Bu tur, her nedense diğerlerine rağmen daha hüzünlü geçiyor. Sınır dışına çıkmaktan olsa gerek… Daha fazla hüzün yüklemeden çıkıyorum yola, kaçarcasına.
Akşama doğru varıyorum sınıra. Kapıkule Sınır Kapısı’nı dahi görmek ürkmeme yetiyor artıyor bile. Çıkmadan ailemle son defa görüşüyorum ve öbür tarafa geçiyorum.
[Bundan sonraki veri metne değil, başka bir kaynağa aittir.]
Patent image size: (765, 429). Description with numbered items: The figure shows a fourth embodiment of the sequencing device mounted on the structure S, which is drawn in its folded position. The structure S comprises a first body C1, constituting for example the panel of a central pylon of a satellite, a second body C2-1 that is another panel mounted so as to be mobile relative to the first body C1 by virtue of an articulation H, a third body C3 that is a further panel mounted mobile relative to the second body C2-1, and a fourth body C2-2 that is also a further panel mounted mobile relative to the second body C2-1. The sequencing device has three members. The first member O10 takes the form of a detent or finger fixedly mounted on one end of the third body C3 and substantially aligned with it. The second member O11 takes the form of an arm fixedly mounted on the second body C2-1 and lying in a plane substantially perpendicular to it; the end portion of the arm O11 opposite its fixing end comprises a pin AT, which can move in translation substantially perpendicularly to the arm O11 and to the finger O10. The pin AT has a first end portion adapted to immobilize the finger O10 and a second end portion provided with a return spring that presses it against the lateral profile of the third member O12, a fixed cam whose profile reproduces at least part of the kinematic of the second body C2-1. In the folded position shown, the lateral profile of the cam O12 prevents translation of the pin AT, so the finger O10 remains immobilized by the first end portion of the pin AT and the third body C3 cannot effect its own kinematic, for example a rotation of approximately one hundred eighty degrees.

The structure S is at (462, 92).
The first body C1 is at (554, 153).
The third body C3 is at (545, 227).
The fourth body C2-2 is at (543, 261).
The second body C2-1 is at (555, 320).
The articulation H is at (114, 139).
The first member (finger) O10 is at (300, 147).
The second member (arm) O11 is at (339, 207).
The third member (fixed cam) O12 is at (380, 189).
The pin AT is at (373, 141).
Neyse ki sınırda sorun yaşamıyorum. Yeşil pasaportlu olmamın da avantajı var sanırım. Sınırı geçer geçmez ilk minik şehir, Svilengrad. Yaptığım plana göre burası ilk konaklayacağım yer. Ama nerede?
Yol ayrımını geçiyorum fakat geri dönüyorum Svilengrad’a. Girer girmez sağdaki tır parkı denen bir yere giriyorum. Kimseler yok bu parkta. Sadece yaşlıca bir amca… İki tane eniği var. Havlıyorlar. Bizim amca oralı bile değil. Daha fazla dayanamayıp giriyorum içeri. Çadır kurmak istediğimi söylüyorum. Amca yok diyor, ikna edemiyorum. Hayda… Olmadı şimdi bu! İlk günden darbe yiyorum. Amcayla çat pat İngilizcemle, onun da çat pat Türkçesiyle anlaşıyoruz. ‘Komşu’ deyince adamcağız rahatlıyor ve ‘no problem’ lafını duyuyorum. Koşup alnından öpesim geliyor ama sonra ‘Sakin ol Can’ diyorum. Hemen çadır kuracağım yeri gösteriyorum. ‘ok’ diyor. Rahatlıyorum.
Çadırımı kuruyorum hemen. Taa Edirne’den aldığım poğaça ve meyve suyunu yiyip, içiyorum.
Endişe içinde uyuyorum. Gece bir iki tırın geldiğini duyuyorum. Yarı uykulu yarı uyanık devam ediyorum.
Sabah 07.30’da ayaktayım. Güneş çadırımı kavurmadan ayağa kalkıyorum. Çadırımı toplarken amcam yanaşıyor yanıma. Beni uğurlamaya gelmiş. İlk günden ne beklerken ne buluyorum? Çok hoşuma gidiyor bu durum.
Bisikletimi, malzemelerimi kurcalıyor. Nasıl olduklarına bakıyor. İlgiyle izliyorum. Malzemeleri bisiklete yüklerken izliyor beni. Daha da hoşuma gidiyor. Fotoğraf çektirmek istiyorum bu güzel insanla. Amcam ‘no, no’ diyor ama içimde kalıyor ne yalan söyleyeyim. ‘Güle güle’ deyip yola çıkıyorum. Bu taraflara olurda yolum düşerse, bu adamı ziyaret ederim arkadaş. Sevgiyle…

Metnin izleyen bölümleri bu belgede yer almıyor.